Marcha-a-ré de Jesus

Marcha-a-ré de Jesus

Da onde menos se espera é que nada vem mesmo, diz o adágio popular. Por esta razão é que confesso a total ausência de surpresa dos descaminhos ideológicos que a tal Marcha para Jesus toma a cada edição. Para mim, tais ajuntamentos behavioristas, se tanto, pouco têm a ver com o Evangelho e mais com o exercício do poder sobre o espaço público. Sim, a mobilização é usada como moeda de troca.

Sustento tal posicionamento, primeiramente, diante da ausência de unidade presente em tais encontros. Ora, que unidade é possível ser construída em algumas horas de ajuntamento, nas quais as pessoas são convidadas a se manterem como plateia? Que consciência de unidade pode ser desperta, se os discursos proferidos são (nesses encontros) sempre dos mesmos para os mesmos? Se nunca alcançam as raízes desta desunião, boa parte como resultado da sementeira que tais figuras encarnam?
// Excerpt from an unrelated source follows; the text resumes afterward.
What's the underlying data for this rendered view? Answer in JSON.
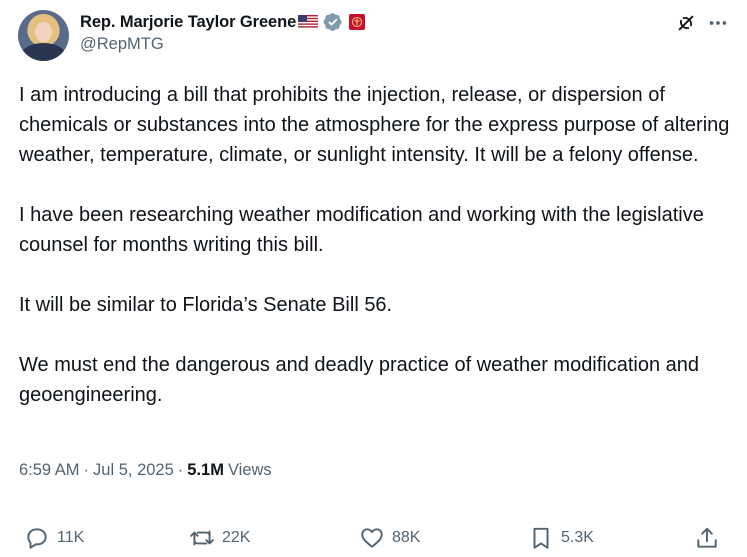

Como pode haver a promoção da união em discursos que promovem ataques? Como viver a harmonia a partir de vociferadores? Ora, se a Marcha se deixa usar para este fim, ela não tem Jesus Cristo à sua frente, como seu alvo, mas o coloca a léguas de distância para trás. Sua direção está equivocada, em macha-ré.

Por fim, me parece estranho o conceito de marcha diante da doçura do Evangelho de Jesus. Marcha é para exército e as forças armadas têm boa parte do seu treinamento voltado para o aprender a matar. Essa figura é bem presente no primeiro testamento. No entanto, Jesus inaugura um novo tempo. Ao invés de soldados para marchar, ele convida discípulos para o seguir. Ao invés de treino para matar e morrer, Jesus nos convida a aprender a amar. Ao invés do campo de batalha, o seguimento pelo Caminho da vida.

Marchar para Jesus é um contrassenso. É dar um passo atrás; é retornar a um ponto já superado. Jesus nos convida a caminhar para frente, para o futuro que prenuncia o Reino de Amor. Deixemos, pois, todas as marchas para os veículos e para as forças armadas. Porque segundo o Evangelho, todo arregimentar sempre desembocará numa marcha-a-ré de Jesus e não em sua promoção.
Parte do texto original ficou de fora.